Вскоре они остаются без ничего, в чём мать родила, Женя командует: «Так, хорошо! А теперь покажите попки… Ага. Поворачивайтесь ко мне» – чем вводит Гешу в неописуемый восторг. Он смотрит на это зрелище, раскрыв рот, и я понимаю, что этот момент надо заснять, но Женя не замечает ничего. Что говорит о его непрофессионализме. Право, его интересуют только девушки, и я даже начинаю сомневаться в том, что он не способен жить ни с одной женщиной, они ему безразличны.

Звоню Ромке.

Он берёт трубку не сразу.

– Привет! Как дела? – его голос не выражает никаких эмоций как будто.

– Не поверишь, звоню тебе с крыши Крымской АЭС.

– Откуда? Не понял.

– И не поймёшь. Потом расскажу. Что нового в городе?

Возникает некоторая пауза в разговоре. Мне она не нравится.
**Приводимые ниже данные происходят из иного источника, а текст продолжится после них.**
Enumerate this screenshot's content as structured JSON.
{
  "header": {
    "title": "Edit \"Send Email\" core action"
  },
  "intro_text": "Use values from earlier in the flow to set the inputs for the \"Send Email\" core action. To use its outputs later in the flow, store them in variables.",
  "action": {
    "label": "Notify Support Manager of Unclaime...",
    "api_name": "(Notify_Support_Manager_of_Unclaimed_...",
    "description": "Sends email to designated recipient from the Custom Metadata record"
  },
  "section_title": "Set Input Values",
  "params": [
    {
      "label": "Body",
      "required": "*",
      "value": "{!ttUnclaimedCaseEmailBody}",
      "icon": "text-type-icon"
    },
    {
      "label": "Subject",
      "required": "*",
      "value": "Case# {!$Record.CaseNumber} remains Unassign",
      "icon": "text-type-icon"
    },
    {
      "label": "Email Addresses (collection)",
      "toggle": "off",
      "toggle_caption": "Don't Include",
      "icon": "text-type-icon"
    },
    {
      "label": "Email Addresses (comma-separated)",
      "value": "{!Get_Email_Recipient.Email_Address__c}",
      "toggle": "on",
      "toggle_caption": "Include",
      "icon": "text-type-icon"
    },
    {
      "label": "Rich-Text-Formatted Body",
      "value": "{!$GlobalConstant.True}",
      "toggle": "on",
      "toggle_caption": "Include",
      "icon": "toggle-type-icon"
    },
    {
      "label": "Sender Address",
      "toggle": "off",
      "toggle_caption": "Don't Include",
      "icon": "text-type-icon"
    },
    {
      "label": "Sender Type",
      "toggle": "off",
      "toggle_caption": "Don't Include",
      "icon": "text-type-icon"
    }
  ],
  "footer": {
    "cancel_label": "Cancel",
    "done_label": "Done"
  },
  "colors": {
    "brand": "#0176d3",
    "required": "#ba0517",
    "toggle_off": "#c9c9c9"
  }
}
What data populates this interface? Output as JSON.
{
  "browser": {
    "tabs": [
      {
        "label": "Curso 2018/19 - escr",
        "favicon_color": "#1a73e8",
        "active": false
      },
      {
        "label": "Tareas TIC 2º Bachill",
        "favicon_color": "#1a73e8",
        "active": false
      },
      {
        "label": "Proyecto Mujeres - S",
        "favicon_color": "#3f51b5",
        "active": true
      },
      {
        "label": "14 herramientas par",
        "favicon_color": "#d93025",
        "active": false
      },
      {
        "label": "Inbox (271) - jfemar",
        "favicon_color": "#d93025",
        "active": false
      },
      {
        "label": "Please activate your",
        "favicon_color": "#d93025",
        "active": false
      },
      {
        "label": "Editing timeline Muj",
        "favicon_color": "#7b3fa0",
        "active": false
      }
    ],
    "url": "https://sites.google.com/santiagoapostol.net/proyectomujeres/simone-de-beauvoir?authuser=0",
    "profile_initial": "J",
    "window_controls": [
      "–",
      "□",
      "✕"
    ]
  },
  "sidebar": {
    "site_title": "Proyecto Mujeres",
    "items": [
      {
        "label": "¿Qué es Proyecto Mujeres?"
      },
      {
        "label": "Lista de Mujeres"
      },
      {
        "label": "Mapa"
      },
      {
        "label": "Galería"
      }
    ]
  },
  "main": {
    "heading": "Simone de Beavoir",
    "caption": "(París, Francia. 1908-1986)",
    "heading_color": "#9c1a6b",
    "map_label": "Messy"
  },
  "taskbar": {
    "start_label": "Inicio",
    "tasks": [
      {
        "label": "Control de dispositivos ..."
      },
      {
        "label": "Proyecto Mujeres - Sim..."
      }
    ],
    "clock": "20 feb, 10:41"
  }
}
– Кирилл, ты наделал таких дел, что я тоже попал под пресс системы. Просто так. Я-то ладно, а Андрей исчез.

– Знаю.

– Где он? Не говорил?

Ромка излишне любопытен.

– Он мне не сказал, – вру я.

– А сам куда отправился?

– Об этом после, – я уже жалею, что сказал про АЭС. – Что за дела такие, лучше рассказывай.

– Сергеева могут снять. Это в лучшем случае.

– Не сожалей. В худшем – посадить, понятно. Сам чего на меня злишься? Не говори, что я ошибаюсь.

– Чтобы ты делал на моём месте, когда не дают спокойно работать. Скажи спасибо, что я не знаю твоего местонахождения. Наверное, если бы знал, то сказал. Я не из тех людей, которые предают, но ты подставил Андрея и меня. Часть клиентов ушли, отказались от моих услуг. Понимаешь?

– Я понимаю… – резко жму кнопку, прерываю разговор, злюсь… Сам же советовал мне исчезнуть…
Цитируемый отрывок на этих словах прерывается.